There is a discussion about whether more sensors make things safer.

Because of an accident near her home in Sheboygan, Wisconsin, in 2022 that killed her driving friend, Bridget Walchesky, then 19 years old, had to be flown to a hospital and had eight surgeries over the course of a month. While Walchesky agreed that the seat belt probably saved her life, she said that some of her injuries, like her broken collarbone, were caused by it being too tight around her. She thinks that this could be fixed with more safety tests that focus on women.

Waldesky said, “Seat belts aren’t really made for the bodies of women.” “Some of my injuries, the way the force hit me, they were probably worsened.”

A trade group for the auto industry called the Alliance for Automotive Innovation told the AP that instead of making a new Hybrid dummy mandatory, it would be better to make improvements to the current one in order to ensure safety, which it called its top priority.

“This can happen on a faster timeline and lead to quicker safety improvements than requiring NHTSA to adopt unproven crash test dummy technology,” it said.

The vehicle safety agency gave Humanetics’ THOR dummies good grades in their early tests.
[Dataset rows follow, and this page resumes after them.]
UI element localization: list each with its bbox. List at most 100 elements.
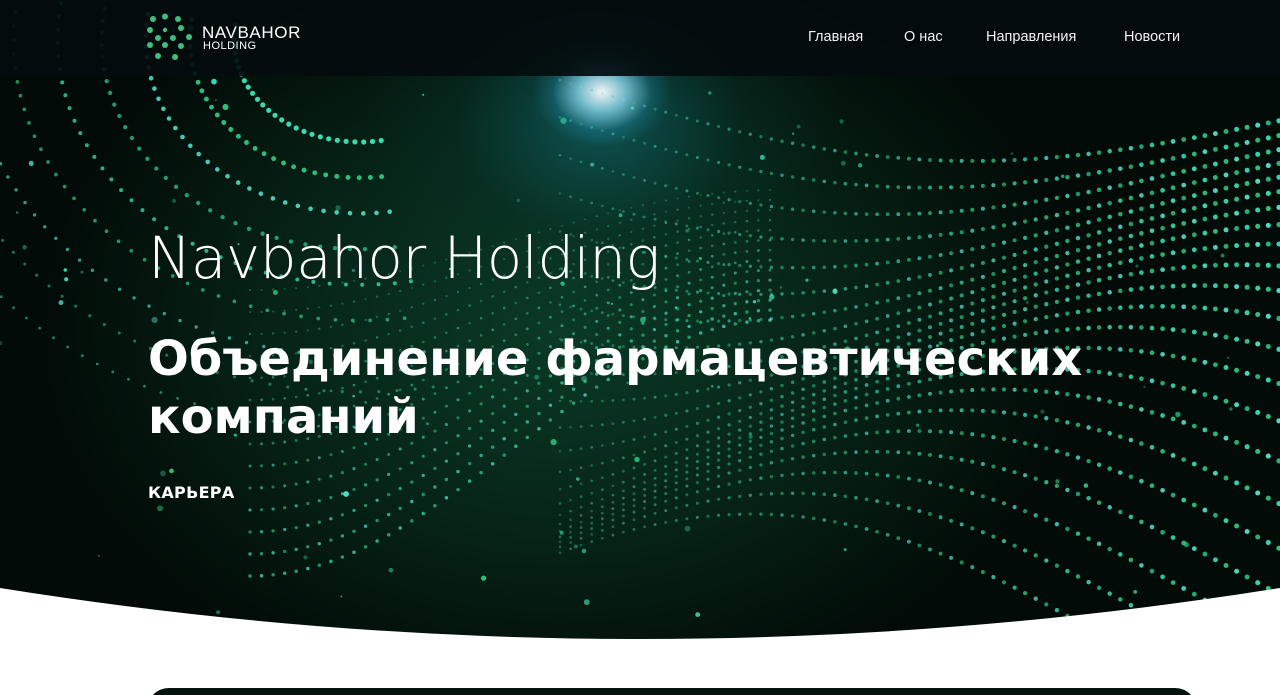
particle-dot: [748, 317, 751, 320]
particle-dot: [569, 81, 572, 85]
particle-dot: [664, 221, 668, 225]
particle-dot: [283, 549, 287, 554]
particle-dot: [801, 455, 805, 459]
content-card-top: [147, 688, 1197, 695]
particle-dot: [248, 310, 252, 314]
particle-dot: [854, 211, 858, 216]
particle-dot: [1022, 307, 1028, 312]
particle-dot: [1181, 153, 1187, 159]
particle-dot: [991, 294, 996, 300]
particle-dot: [875, 499, 879, 503]
particle-dot: [1033, 513, 1038, 518]
particle-dot: [756, 319, 761, 323]
particle-dot: [433, 448, 437, 452]
particle-dot: [1181, 182, 1187, 188]
particle-dot: [28, 160, 34, 166]
particle-dot: [1265, 495, 1271, 501]
particle-dot: [265, 308, 270, 313]
particle-dot: [579, 505, 583, 509]
particle-dot: [228, 127, 234, 132]
particle-dot: [1265, 190, 1271, 196]
particle-dot: [1149, 240, 1155, 246]
particle-dot: [653, 503, 657, 507]
nav-news[interactable]: Новости: [1124, 29, 1180, 45]
particle-dot: [643, 494, 647, 497]
particle-dot: [833, 239, 837, 243]
particle-dot: [906, 450, 911, 455]
particle-dot: [643, 141, 647, 145]
particle-dot: [674, 451, 678, 455]
company-logo[interactable]: NAVBAHOR HOLDING: [147, 13, 307, 63]
particle-dot: [653, 483, 657, 487]
particle-dot: [796, 124, 801, 129]
nav-home[interactable]: Главная: [808, 29, 863, 45]
particle-dot: [643, 462, 647, 466]
particle-dot: [833, 265, 837, 269]
particle-dot: [18, 93, 23, 98]
nav-about[interactable]: О нас: [904, 29, 943, 45]
particle-dot: [980, 183, 985, 188]
particle-dot: [569, 535, 572, 539]
particle-dot: [722, 191, 725, 194]
particle-dot: [864, 284, 869, 288]
particle-dot: [581, 548, 587, 554]
particle-dot: [22, 244, 27, 250]
particle-dot: [727, 292, 731, 296]
particle-dot: [653, 511, 657, 515]
particle-dot: [334, 173, 340, 179]
particle-dot: [1118, 288, 1123, 294]
particle-dot: [23, 200, 27, 205]
particle-dot: [1022, 235, 1028, 241]
particle-dot: [875, 238, 879, 243]
particle-dot: [664, 464, 668, 468]
particle-dot: [1223, 435, 1229, 441]
particle-dot: [676, 230, 679, 233]
nav-directions[interactable]: Направления: [986, 29, 1076, 45]
particle-dot: [980, 260, 985, 266]
particle-dot: [685, 517, 689, 521]
particle-dot: [1202, 149, 1208, 155]
particle-dot: [329, 453, 333, 457]
particle-dot: [271, 529, 275, 533]
particle-dot: [864, 152, 869, 157]
particle-dot: [1118, 147, 1123, 153]
career-link[interactable]: КАРЬЕРА: [148, 483, 235, 502]
particle-dot: [630, 218, 633, 221]
particle-dot: [699, 267, 703, 271]
particle-dot: [938, 454, 943, 459]
particle-dot: [1118, 260, 1123, 266]
particle-dot: [1265, 377, 1271, 383]
particle-dot: [759, 203, 763, 207]
particle-dot: [885, 184, 890, 189]
particle-dot: [811, 471, 816, 475]
particle-dot: [1128, 209, 1134, 214]
particle-dot: [1012, 202, 1017, 207]
particle-dot: [854, 450, 858, 454]
particle-dot: [1265, 163, 1271, 169]
particle-dot: [1181, 221, 1187, 226]
particle-dot: [444, 459, 449, 463]
particle-dot: [1244, 154, 1250, 160]
particle-dot: [780, 513, 784, 517]
particle-dot: [917, 185, 922, 190]
particle-dot: [1160, 187, 1165, 193]
particle-dot: [938, 158, 943, 163]
particle-dot: [722, 242, 726, 246]
particle-dot: [1149, 142, 1155, 148]
particle-dot: [759, 476, 763, 480]
particle-dot: [611, 170, 615, 173]
particle-dot: [1128, 164, 1134, 169]
particle-dot: [1128, 180, 1134, 186]
particle-dot: [722, 304, 726, 308]
particle-dot: [421, 473, 425, 478]
particle-dot: [1001, 182, 1007, 187]
particle-dot: [1202, 216, 1208, 222]
particle-dot: [1223, 398, 1229, 404]
particle-dot: [632, 138, 636, 142]
particle-dot: [864, 497, 869, 502]
particle-dot: [352, 446, 356, 450]
particle-dot: [738, 318, 742, 323]
particle-dot: [558, 303, 562, 307]
particle-dot: [161, 106, 166, 112]
particle-dot: [352, 467, 356, 471]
Comparing the results with bodies from real accidents, the NHTSA found that they were better at predicting almost all injuries, including those to the head, neck, shoulders, abdomen, and legs.

Differently, the Insurance Institute for Highway Safety, a research group funded by auto insurers, was much less impressed with the dummy’s ability to predict chest injuries in a frontal crash. According to the insurance institute’s tests, the male THOR dummy wasn’t as accurate as the current Hybrid dummies, even though the number of sensors had grown a lot.
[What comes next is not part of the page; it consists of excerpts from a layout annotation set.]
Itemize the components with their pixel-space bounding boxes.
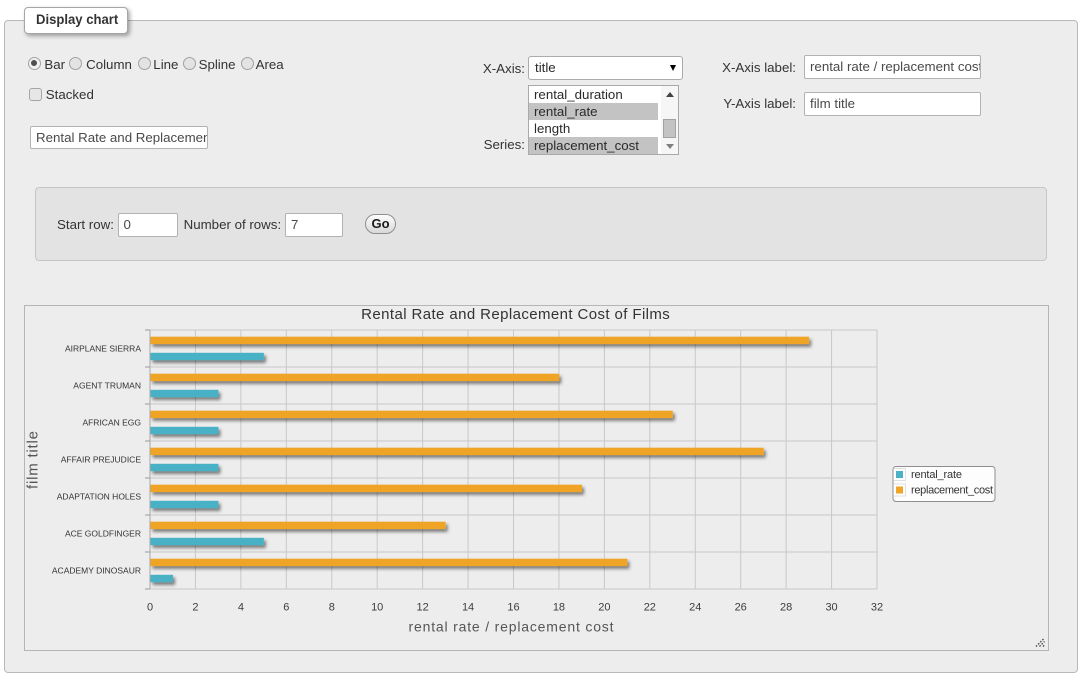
svg-text:film title: film title [25, 431, 41, 489]
svg-text:AIRPLANE SIERRA: AIRPLANE SIERRA [65, 344, 141, 354]
svg-text:12: 12 [417, 602, 429, 614]
svg-text:20: 20 [598, 602, 610, 614]
svg-text:AGENT TRUMAN: AGENT TRUMAN [73, 381, 141, 391]
svg-text:AFFAIR PREJUDICE: AFFAIR PREJUDICE [61, 455, 142, 465]
svg-text:8: 8 [329, 602, 335, 614]
svg-text:6: 6 [283, 602, 289, 614]
svg-text:18: 18 [553, 602, 565, 614]
svg-text:ACE GOLDFINGER: ACE GOLDFINGER [65, 529, 141, 539]
svg-text:16: 16 [507, 602, 519, 614]
svg-text:32: 32 [871, 602, 883, 614]
svg-text:14: 14 [462, 602, 474, 614]
svg-text:replacement_cost: replacement_cost [911, 485, 993, 497]
svg-text:rental_rate: rental_rate [911, 469, 962, 481]
svg-text:2: 2 [192, 602, 198, 614]
svg-text:4: 4 [238, 602, 244, 614]
svg-text:Rental Rate and Replacement Co: Rental Rate and Replacement Cost of Film… [361, 306, 670, 323]
svg-text:24: 24 [689, 602, 701, 614]
svg-text:AFRICAN EGG: AFRICAN EGG [82, 418, 141, 428]
svg-text:0: 0 [147, 602, 153, 614]
svg-text:10: 10 [371, 602, 383, 614]
svg-text:rental rate / replacement cost: rental rate / replacement cost [409, 619, 614, 635]
svg-text:26: 26 [735, 602, 747, 614]
svg-text:22: 22 [644, 602, 656, 614]
svg-text:30: 30 [825, 602, 837, 614]
svg-text:ACADEMY DINOSAUR: ACADEMY DINOSAUR [52, 566, 141, 576]
svg-text:ADAPTATION HOLES: ADAPTATION HOLES [57, 492, 142, 502]
svg-text:28: 28 [780, 602, 792, 614]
Senior vice president for vehicle research at IIHS Jessica Jermakian said, “More isn’t always better.” “You also have to be confident that the data is telling you the right things about how a real person would fare in that crash.”

How slowly the rules are being changed

According to NHTSA’s budget plan, they will make a female version of the THOR 5F with the end goal of testing it. But it might take a while because the U.S. hasn’t approved the male version of the THOR yet, even though other countries have already adopted it.

In a 2023 report, the Government Accountability Office, which does research for Congress, said that the NHTSA had “missed milestones” in the development of improvements to crash simulators, including improvements to the THOR models.

Some people, including Kuhn, are annoyed by how long it takes to change the rules. She says she can see why automakers don’t want to do it if they’re afraid of having to make big changes to their designs to make them safer for women.

“Fortunately, they have very skilled engineers and they’ll figure it out,” she told me.